De acuerdo con el relato de los querellantes, «se generaba artificialmente presupuesto respecto de gastos que ya estaban comprometidos y en la mayoría de los casos se desconoce el destino de las rebajas de fondos comprometidos que hacían en dichos documentos. La anterior, era una práctica extendida y reiterada respecto de innumerables CDP».

«Durante la ejecución de los mismos contratos se iban utilizando estos recursos, supuestamente resguardados, para contraer nuevas obligaciones o eventualmente para desviar fondos sin dejar registro alguno sobre su destino.
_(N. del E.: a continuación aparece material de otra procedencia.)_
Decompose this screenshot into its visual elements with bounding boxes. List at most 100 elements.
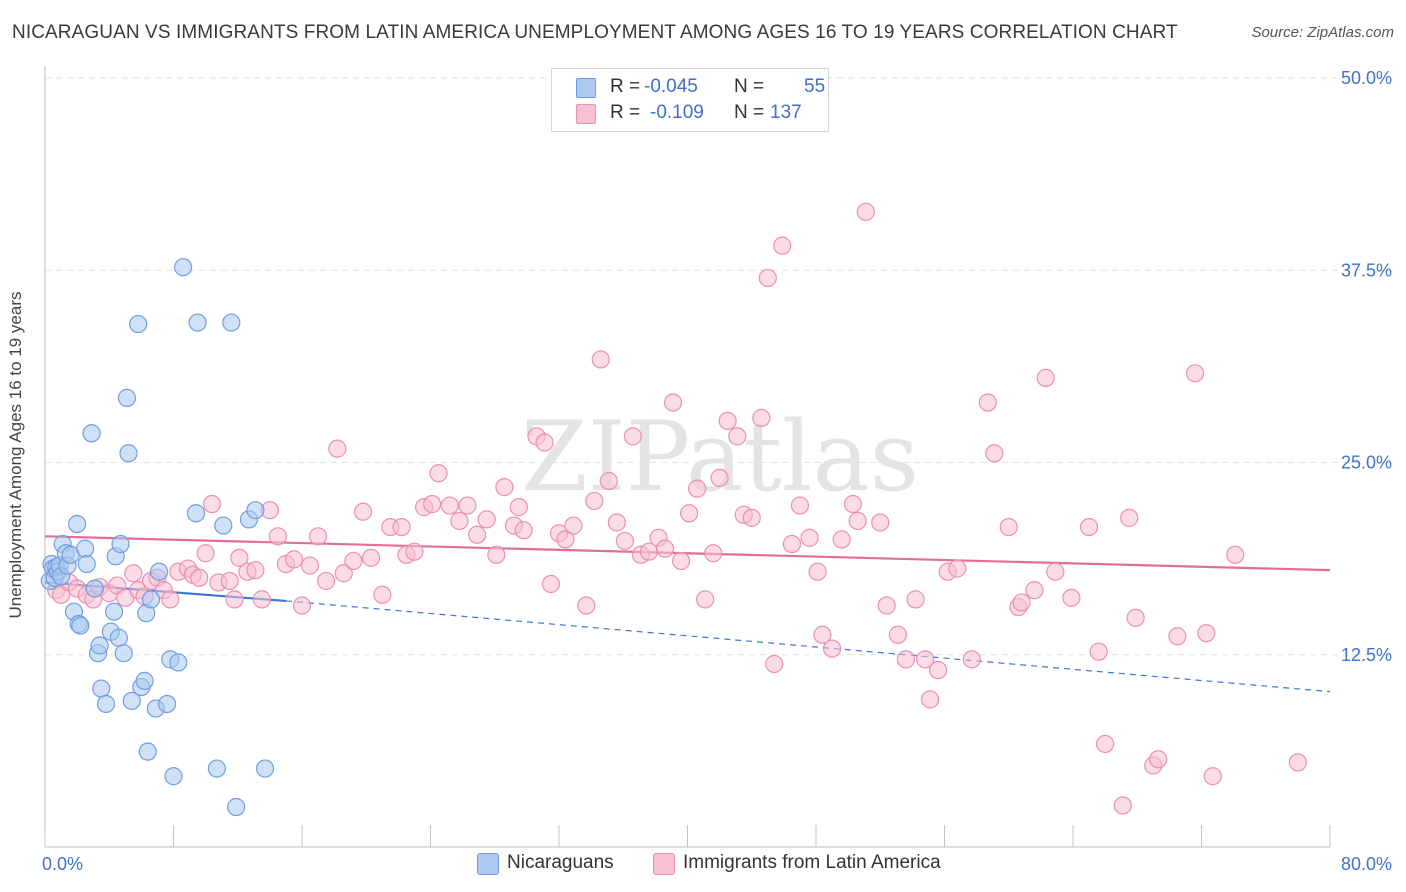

De lo anterior, en ocasiones, se dejaba constancia en los propios CDP lo que es una práctica absolutamente contraria a las normas que rigen la administración financiera del Estado», explican.

Modus Operandi

Los pasos a seguir para concretar la estrategia habría sido la siguiente: Primero, el Director de la Dirección solicitante enviaba un correo a SECPLA con copia al Director de dicha unidad señalando que requería suscribir una obligación con un proveedor, pidiendo la disponibilidad financiera.

Generalmente, el analista supuestamente respondía verbalmente -para no dejar evidencia- que no había disponibilidad presupuestaria y el Director insistía respaldado por una previa instrucción hacia los funcionarios: “a la autoridad no se le niega nada”. Algunos testimonios hablan incluso de que se les amenazaba con despidos en caso que no quisieran acceder a dicha petición.

Sin embargo, los propios CDP eran la evidencia suficiente sobre la materialización de dichas instrucciones, ya que ahí se aprecian las rebajas de recursos hechas por los analistas de SECPLA bajo la instrucción de los respectivos equipos directivos de confianza de la querellada Cathy Barriga.

«Fue tal la institucionalización del mecanismo defraudatorio, que existían códigos en los sistemas informáticos del Municipio que daban cuenta de cada uno de estos movimientos, tal como se podrá advertir en los documentos que se acompañan a la presente querella», se describe.

Los códigos utilizados habrían sido los siguientes:  

  • 92: Se asigna una vez adjudicada una Licitación para identificar al proveedor. 
  • 9: Ajustes de aumento o rebajas a aplicar a CDP en relación con las obligaciones contraídas para los números 92 y 45. 
  • 16: Otras operaciones pendientes, obligaciones de años anteriores no traspasadas correspondientes a órdenes de compra 
  • 45: Contrataciones de pagos únicos, Tratos Directos. 
  • 46: Otras operaciones pendientes, obligaciones de años anteriores no traspasadas correspondiente a Contratos (92) y Tratos directos (45).